Colleges, universities, and other institutions of higher education are great venues for events at small to medium-sized conferences outside larger convention spaces.
These hubs for learning, research, and innovation ooze intelligence and inspire creative thinking. In many cases, particularly when smaller, more intimate spaces prompt attendees to sit around circular tables or in small groups, university events spark collaboration among attendees.
University spaces offer a variety of other benefits over larger settings, including presentation areas equipped with the latest technology, contacts for speakers, partnership opportunities, and more. In most cities, higher education institutions also sit on public transportation lines, making accessibility from hotels in the central business district a breeze.

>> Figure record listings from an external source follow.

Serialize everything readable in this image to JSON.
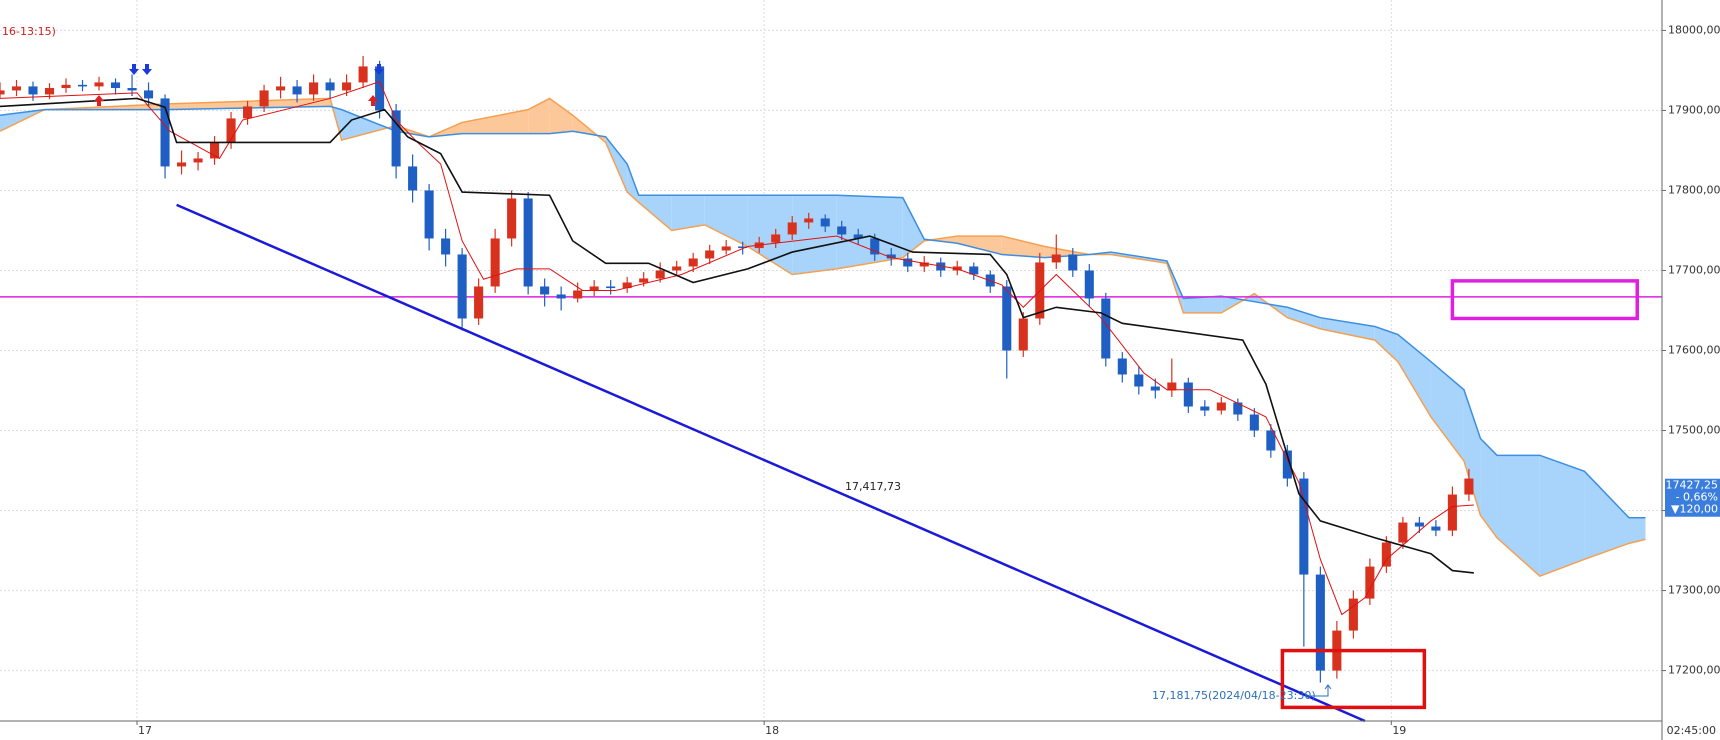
{
  "chart_data": {
    "type": "candlestick",
    "header_text": "16-13:15)",
    "up_color": "#d8321e",
    "down_color": "#1f5fc4",
    "xlim": [
      0,
      100.7
    ],
    "ylim": [
      17137,
      18038
    ],
    "xticks": [
      {
        "value": 8.3,
        "label": "17"
      },
      {
        "value": 46.3,
        "label": "18"
      },
      {
        "value": 84.3,
        "label": "19"
      }
    ],
    "x_end_label": "02:45:00",
    "yticks": [
      {
        "value": 17200,
        "label": "17200,00"
      },
      {
        "value": 17300,
        "label": "17300,00"
      },
      {
        "value": 17400,
        "label": "17400,00"
      },
      {
        "value": 17500,
        "label": "17500,00"
      },
      {
        "value": 17600,
        "label": "17600,00"
      },
      {
        "value": 17700,
        "label": "17700,00"
      },
      {
        "value": 17800,
        "label": "17800,00"
      },
      {
        "value": 17900,
        "label": "17900,00"
      },
      {
        "value": 18000,
        "label": "18000,00"
      }
    ],
    "grid": true,
    "ohlc": [
      [
        17920,
        17935,
        17915,
        17925
      ],
      [
        17925,
        17938,
        17918,
        17930
      ],
      [
        17930,
        17936,
        17912,
        17920
      ],
      [
        17920,
        17934,
        17914,
        17928
      ],
      [
        17928,
        17940,
        17922,
        17932
      ],
      [
        17932,
        17938,
        17924,
        17930
      ],
      [
        17930,
        17942,
        17925,
        17935
      ],
      [
        17935,
        17940,
        17920,
        17928
      ],
      [
        17928,
        17945,
        17918,
        17925
      ],
      [
        17925,
        17935,
        17905,
        17915
      ],
      [
        17915,
        17920,
        17815,
        17830
      ],
      [
        17830,
        17850,
        17820,
        17835
      ],
      [
        17835,
        17848,
        17825,
        17840
      ],
      [
        17840,
        17868,
        17832,
        17860
      ],
      [
        17860,
        17898,
        17852,
        17890
      ],
      [
        17890,
        17912,
        17882,
        17905
      ],
      [
        17905,
        17932,
        17898,
        17925
      ],
      [
        17925,
        17942,
        17915,
        17930
      ],
      [
        17930,
        17938,
        17910,
        17920
      ],
      [
        17920,
        17945,
        17912,
        17935
      ],
      [
        17935,
        17940,
        17915,
        17925
      ],
      [
        17925,
        17945,
        17918,
        17935
      ],
      [
        17935,
        17968,
        17928,
        17955
      ],
      [
        17955,
        17962,
        17890,
        17900
      ],
      [
        17900,
        17908,
        17815,
        17830
      ],
      [
        17830,
        17845,
        17785,
        17800
      ],
      [
        17800,
        17808,
        17725,
        17740
      ],
      [
        17740,
        17752,
        17705,
        17720
      ],
      [
        17720,
        17728,
        17625,
        17640
      ],
      [
        17640,
        17690,
        17632,
        17680
      ],
      [
        17680,
        17752,
        17672,
        17740
      ],
      [
        17740,
        17800,
        17730,
        17790
      ],
      [
        17790,
        17798,
        17670,
        17680
      ],
      [
        17680,
        17690,
        17655,
        17670
      ],
      [
        17670,
        17680,
        17650,
        17665
      ],
      [
        17665,
        17685,
        17660,
        17675
      ],
      [
        17675,
        17688,
        17668,
        17680
      ],
      [
        17680,
        17688,
        17670,
        17678
      ],
      [
        17678,
        17692,
        17672,
        17685
      ],
      [
        17685,
        17698,
        17680,
        17690
      ],
      [
        17690,
        17710,
        17685,
        17700
      ],
      [
        17700,
        17712,
        17695,
        17705
      ],
      [
        17705,
        17722,
        17698,
        17715
      ],
      [
        17715,
        17732,
        17708,
        17725
      ],
      [
        17725,
        17738,
        17720,
        17730
      ],
      [
        17730,
        17736,
        17720,
        17728
      ],
      [
        17728,
        17742,
        17722,
        17735
      ],
      [
        17735,
        17752,
        17728,
        17745
      ],
      [
        17745,
        17768,
        17738,
        17760
      ],
      [
        17760,
        17772,
        17752,
        17765
      ],
      [
        17765,
        17770,
        17748,
        17755
      ],
      [
        17755,
        17762,
        17738,
        17745
      ],
      [
        17745,
        17752,
        17732,
        17740
      ],
      [
        17740,
        17746,
        17712,
        17720
      ],
      [
        17720,
        17728,
        17706,
        17715
      ],
      [
        17715,
        17722,
        17698,
        17705
      ],
      [
        17705,
        17718,
        17698,
        17710
      ],
      [
        17710,
        17716,
        17692,
        17700
      ],
      [
        17700,
        17712,
        17694,
        17705
      ],
      [
        17705,
        17710,
        17688,
        17695
      ],
      [
        17695,
        17700,
        17672,
        17680
      ],
      [
        17680,
        17688,
        17565,
        17600
      ],
      [
        17600,
        17648,
        17592,
        17640
      ],
      [
        17640,
        17722,
        17632,
        17710
      ],
      [
        17710,
        17745,
        17702,
        17720
      ],
      [
        17720,
        17728,
        17692,
        17700
      ],
      [
        17700,
        17708,
        17655,
        17665
      ],
      [
        17665,
        17672,
        17580,
        17590
      ],
      [
        17590,
        17598,
        17560,
        17570
      ],
      [
        17570,
        17580,
        17545,
        17555
      ],
      [
        17555,
        17565,
        17540,
        17550
      ],
      [
        17550,
        17590,
        17542,
        17560
      ],
      [
        17560,
        17566,
        17522,
        17530
      ],
      [
        17530,
        17538,
        17518,
        17525
      ],
      [
        17525,
        17542,
        17520,
        17535
      ],
      [
        17535,
        17540,
        17512,
        17520
      ],
      [
        17520,
        17528,
        17492,
        17500
      ],
      [
        17500,
        17508,
        17466,
        17475
      ],
      [
        17475,
        17482,
        17430,
        17440
      ],
      [
        17440,
        17448,
        17230,
        17320
      ],
      [
        17320,
        17330,
        17185,
        17200
      ],
      [
        17200,
        17262,
        17190,
        17250
      ],
      [
        17250,
        17300,
        17240,
        17290
      ],
      [
        17290,
        17340,
        17282,
        17330
      ],
      [
        17330,
        17368,
        17322,
        17360
      ],
      [
        17360,
        17392,
        17352,
        17385
      ],
      [
        17385,
        17392,
        17372,
        17380
      ],
      [
        17380,
        17388,
        17368,
        17375
      ],
      [
        17375,
        17430,
        17368,
        17420
      ],
      [
        17420,
        17452,
        17412,
        17440
      ]
    ],
    "lines": [
      {
        "color": "#e01010",
        "x": [
          0,
          8.3,
          10.3,
          13.3,
          14.7,
          20,
          23,
          24,
          25.3,
          26.7,
          28,
          29.3,
          31.3,
          33.3,
          35.3,
          37.3,
          41.3,
          45.3,
          50.7,
          54,
          58,
          60.7,
          62,
          64,
          66.7,
          69.3,
          70.7,
          73.3,
          76.7,
          78.7,
          80,
          81.3,
          82.7,
          84,
          86.7,
          88,
          89.3
        ],
        "values": [
          17915,
          17922,
          17874,
          17840,
          17888,
          17915,
          17936,
          17888,
          17860,
          17833,
          17737,
          17689,
          17702,
          17702,
          17675,
          17675,
          17695,
          17730,
          17743,
          17716,
          17702,
          17682,
          17654,
          17695,
          17641,
          17572,
          17551,
          17551,
          17517,
          17435,
          17339,
          17270,
          17291,
          17339,
          17387,
          17405,
          17407
        ]
      },
      {
        "color": "#111111",
        "x": [
          0,
          8.3,
          10,
          10.7,
          20,
          21.3,
          23.3,
          24.7,
          26.7,
          28,
          33.3,
          34.7,
          36.7,
          39.3,
          42,
          45.3,
          48,
          52.7,
          55.3,
          60,
          61,
          62,
          64,
          66.7,
          68,
          75.3,
          76.7,
          78.7,
          80,
          83.3,
          86.7,
          88,
          89.3
        ],
        "values": [
          17905,
          17915,
          17904,
          17860,
          17860,
          17888,
          17901,
          17867,
          17846,
          17798,
          17794,
          17737,
          17709,
          17709,
          17685,
          17702,
          17723,
          17743,
          17723,
          17720,
          17695,
          17641,
          17654,
          17647,
          17634,
          17613,
          17558,
          17421,
          17387,
          17366,
          17346,
          17325,
          17322
        ]
      }
    ],
    "cloud": {
      "color_a": "#f5a050",
      "fill_a": "#fcc89a",
      "color_b": "#3c8fe0",
      "fill_b": "#a8d4fb",
      "x": [
        0,
        2.7,
        10,
        20,
        20.7,
        24,
        26,
        28,
        32,
        33.3,
        34.7,
        36.7,
        38,
        38.7,
        40.7,
        42.7,
        45.3,
        48,
        50.7,
        54.7,
        56,
        58,
        60.7,
        63.3,
        66,
        67.3,
        70.7,
        71.7,
        74,
        76,
        78,
        80,
        83.3,
        84.7,
        86.7,
        88.7,
        89.7,
        90.7,
        93.3,
        96,
        98.7,
        99.7
      ],
      "span_a": [
        17874,
        17901,
        17908,
        17915,
        17863,
        17881,
        17867,
        17885,
        17901,
        17915,
        17894,
        17860,
        17798,
        17785,
        17750,
        17757,
        17730,
        17695,
        17702,
        17716,
        17737,
        17743,
        17743,
        17730,
        17720,
        17720,
        17709,
        17647,
        17647,
        17671,
        17641,
        17627,
        17613,
        17586,
        17517,
        17462,
        17394,
        17366,
        17318,
        17339,
        17359,
        17364
      ],
      "span_b": [
        17894,
        17901,
        17901,
        17905,
        17901,
        17874,
        17867,
        17871,
        17871,
        17871,
        17874,
        17867,
        17833,
        17794,
        17794,
        17794,
        17794,
        17794,
        17794,
        17791,
        17739,
        17734,
        17720,
        17716,
        17720,
        17723,
        17712,
        17665,
        17668,
        17661,
        17654,
        17641,
        17630,
        17620,
        17586,
        17551,
        17490,
        17469,
        17469,
        17449,
        17391,
        17391
      ]
    },
    "hline": {
      "value": 17667,
      "color": "#e020e0"
    },
    "trendline": {
      "x": [
        10.7,
        82.7
      ],
      "values": [
        17782,
        17137
      ],
      "color": "#1a1ad8"
    },
    "boxes": [
      {
        "x": [
          88,
          99.2
        ],
        "y": [
          17640,
          17687
        ],
        "color": "#e020e0"
      },
      {
        "x": [
          77.7,
          86.3
        ],
        "y": [
          17154,
          17225
        ],
        "color": "#e01010"
      }
    ],
    "annotations": [
      "17,417,73",
      "17,181,75(2024/04/18-23:30)"
    ],
    "last_price": {
      "value": 17427.25,
      "label": "17427,25",
      "change": "- 0,66%",
      "diff": "▼120,00"
    }
  }
}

A city like Montréal, home to seven institutions of higher learning, four universities and a large body of international students and researchers, offers a good model.

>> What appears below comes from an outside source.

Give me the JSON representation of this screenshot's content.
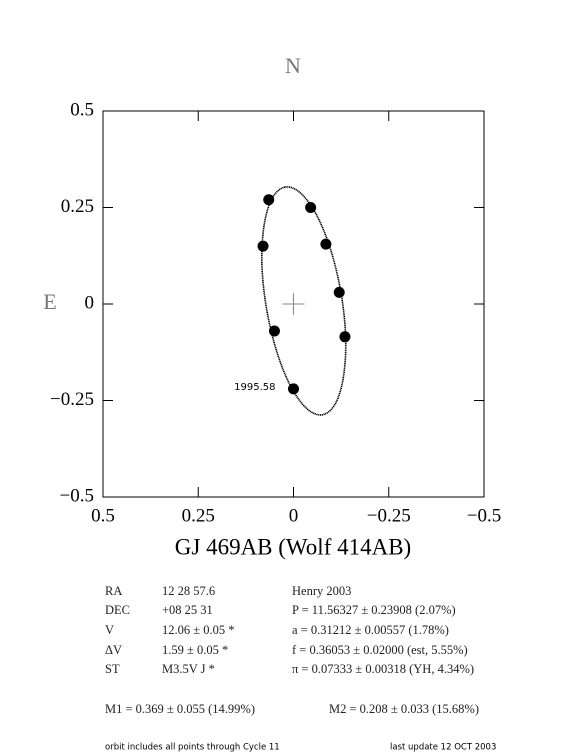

For starters, the city has established an organization to help universities and businesses partner for a variety of engagements, including events. That organization, the Quartier de l’Innovation (QI), creates bridges between public and private sectors. Four universities are members of QI: McGill University, Université du Québec à Montréal, École de Technologie Supérieure and Concordia University.
McGill played a key role in QI’s 2013 launch. Heather Munroe-Blum, who was the principal and vice-chancellor of McGill University at the time, helped establish its vision. “The QI will make Montréal an international leader in innovative cities, building on the experiences of other visionary cities such as Barcelona, Manchester and Boston,” she said in a news release. “Montréal’s Quartier de l’Innovation is truly one-of-a-kind as it embraces all aspects of innovation: from the social, cultural and urban dimensions to education, research and industry.”
QI regularly works to attract events to college and university campuses. Damien Silès, QI’s executive director, said one of the biggest benefits of bringing outside conferences onto Montréal’s campuses is the knowledge transfer that happens—both inside and outside of the conference rooms.
“Something about the learning environment just seems to excite people and inspire them,” he said of conference attendees. “Conventions and conferences always are about sharing knowledge, but when that takes place on an academic campus, in academic buildings, the results can be particularly special and can lead to serious innovation.”
Silès noted that smaller and more private conferences work just as well in the higher education setting. With all these events, quality trumps quantity every time. “Events don’t have to be huge to be worthwhile,” he said. “All you need is for the event to have an impact.”